Berta Caceres was accused of illegal possession of a firearm. After an eight hour trial, testimonies by military and police officers, who had conducted a search of her vehicle, were ultimately considered insufficient evidence. Berta, who had been closely monitored and forbidden from leaving the country, has been cleared of all charges and has had her rights to free travel restored.
It became evident that members of the army contradicted themselves. The police had done no investigation and had merely parroted the army’s version of events.
“The military officers were the ones who planted the weapon so that they could arrest us, they always look for a way to mess with our friends”, said Tomas Gomez, who was arrested at the same time as Berta, but quickly released. “If Berta hadn’t been released, there would have been huge mobilizations in several municipalities”, he added.
Berta is the latest target of the Honduran government’s attempts to criminalize legitimate dissent.

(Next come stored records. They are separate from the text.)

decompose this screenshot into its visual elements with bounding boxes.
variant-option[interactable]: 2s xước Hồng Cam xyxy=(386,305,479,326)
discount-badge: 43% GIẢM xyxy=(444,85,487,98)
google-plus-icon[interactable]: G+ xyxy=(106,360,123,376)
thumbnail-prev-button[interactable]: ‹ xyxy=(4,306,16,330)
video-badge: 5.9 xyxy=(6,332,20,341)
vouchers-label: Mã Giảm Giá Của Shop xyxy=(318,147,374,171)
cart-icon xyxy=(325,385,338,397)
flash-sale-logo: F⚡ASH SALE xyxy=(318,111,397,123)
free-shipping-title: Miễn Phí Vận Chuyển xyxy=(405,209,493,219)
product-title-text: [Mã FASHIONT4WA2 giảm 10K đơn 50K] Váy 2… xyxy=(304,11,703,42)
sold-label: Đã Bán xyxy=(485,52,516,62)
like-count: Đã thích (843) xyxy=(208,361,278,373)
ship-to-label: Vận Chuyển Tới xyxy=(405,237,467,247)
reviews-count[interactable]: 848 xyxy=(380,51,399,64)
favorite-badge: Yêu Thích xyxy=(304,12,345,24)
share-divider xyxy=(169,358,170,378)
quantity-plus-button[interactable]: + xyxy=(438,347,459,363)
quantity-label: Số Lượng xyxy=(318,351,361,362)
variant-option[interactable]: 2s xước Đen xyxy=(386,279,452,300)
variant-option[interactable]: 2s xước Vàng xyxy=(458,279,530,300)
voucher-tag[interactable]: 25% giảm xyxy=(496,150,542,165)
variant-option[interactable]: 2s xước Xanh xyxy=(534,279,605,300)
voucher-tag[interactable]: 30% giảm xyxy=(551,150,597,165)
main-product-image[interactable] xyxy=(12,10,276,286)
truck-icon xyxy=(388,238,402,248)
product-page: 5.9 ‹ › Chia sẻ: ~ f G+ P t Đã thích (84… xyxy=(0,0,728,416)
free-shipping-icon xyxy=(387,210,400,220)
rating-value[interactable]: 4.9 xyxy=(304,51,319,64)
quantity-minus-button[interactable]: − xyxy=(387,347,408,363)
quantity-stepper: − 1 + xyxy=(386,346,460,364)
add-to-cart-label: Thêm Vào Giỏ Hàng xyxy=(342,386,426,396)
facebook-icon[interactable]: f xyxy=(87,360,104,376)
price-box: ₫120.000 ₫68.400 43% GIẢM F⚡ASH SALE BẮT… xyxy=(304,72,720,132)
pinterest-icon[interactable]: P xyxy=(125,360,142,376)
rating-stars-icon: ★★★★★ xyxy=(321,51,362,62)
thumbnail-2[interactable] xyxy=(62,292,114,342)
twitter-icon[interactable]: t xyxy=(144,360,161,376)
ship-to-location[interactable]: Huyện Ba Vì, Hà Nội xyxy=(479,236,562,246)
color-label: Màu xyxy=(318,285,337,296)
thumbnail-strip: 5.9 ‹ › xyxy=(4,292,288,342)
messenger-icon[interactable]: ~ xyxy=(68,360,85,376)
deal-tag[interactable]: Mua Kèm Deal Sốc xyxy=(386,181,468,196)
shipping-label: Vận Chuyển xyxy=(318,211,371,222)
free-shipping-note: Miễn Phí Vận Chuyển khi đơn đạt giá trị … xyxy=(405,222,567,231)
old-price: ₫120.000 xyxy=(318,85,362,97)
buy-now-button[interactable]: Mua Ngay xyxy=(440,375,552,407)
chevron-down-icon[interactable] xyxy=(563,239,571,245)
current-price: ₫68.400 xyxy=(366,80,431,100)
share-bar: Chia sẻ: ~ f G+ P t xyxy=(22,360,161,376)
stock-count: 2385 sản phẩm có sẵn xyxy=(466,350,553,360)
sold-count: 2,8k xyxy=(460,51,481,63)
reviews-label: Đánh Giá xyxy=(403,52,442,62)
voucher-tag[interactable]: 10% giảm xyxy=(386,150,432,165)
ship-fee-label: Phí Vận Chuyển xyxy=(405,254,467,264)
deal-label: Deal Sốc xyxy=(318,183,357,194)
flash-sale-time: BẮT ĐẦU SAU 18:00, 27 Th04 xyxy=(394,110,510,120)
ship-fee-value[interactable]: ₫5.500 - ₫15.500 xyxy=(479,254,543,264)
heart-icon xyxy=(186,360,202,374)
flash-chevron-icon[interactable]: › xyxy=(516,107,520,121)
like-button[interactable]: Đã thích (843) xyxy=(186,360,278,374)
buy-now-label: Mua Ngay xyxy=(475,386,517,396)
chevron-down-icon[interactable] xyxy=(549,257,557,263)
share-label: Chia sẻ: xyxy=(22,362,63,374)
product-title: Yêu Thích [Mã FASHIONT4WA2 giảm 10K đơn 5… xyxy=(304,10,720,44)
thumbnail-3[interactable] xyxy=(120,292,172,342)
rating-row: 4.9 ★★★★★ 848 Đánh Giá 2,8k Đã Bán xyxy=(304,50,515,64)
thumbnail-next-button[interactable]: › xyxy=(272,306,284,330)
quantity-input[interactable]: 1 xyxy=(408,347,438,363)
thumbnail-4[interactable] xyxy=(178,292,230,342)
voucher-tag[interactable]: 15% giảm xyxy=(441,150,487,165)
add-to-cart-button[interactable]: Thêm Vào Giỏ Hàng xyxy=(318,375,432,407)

She has been helping communities to peacefully mobilize against government and business interests to defend their lands.
Delegates from more than 40 organizations across Honduras arrived in the city of Santa Barbara, where the trial took place, to show their solidarity with the indigenous rights campaigner.
“What bothers the regime the most is that communities are mobilizing, and are far from being afraid, because they are aware of the value of the natural resources of their territories”, said Tomas.
The humanitarian situation in Honduras worsens by the day and many organizations believe that most communities are threatened, militarized and under a permanent state of siege. This trend is expected to worsen with the coming presidential elections in November.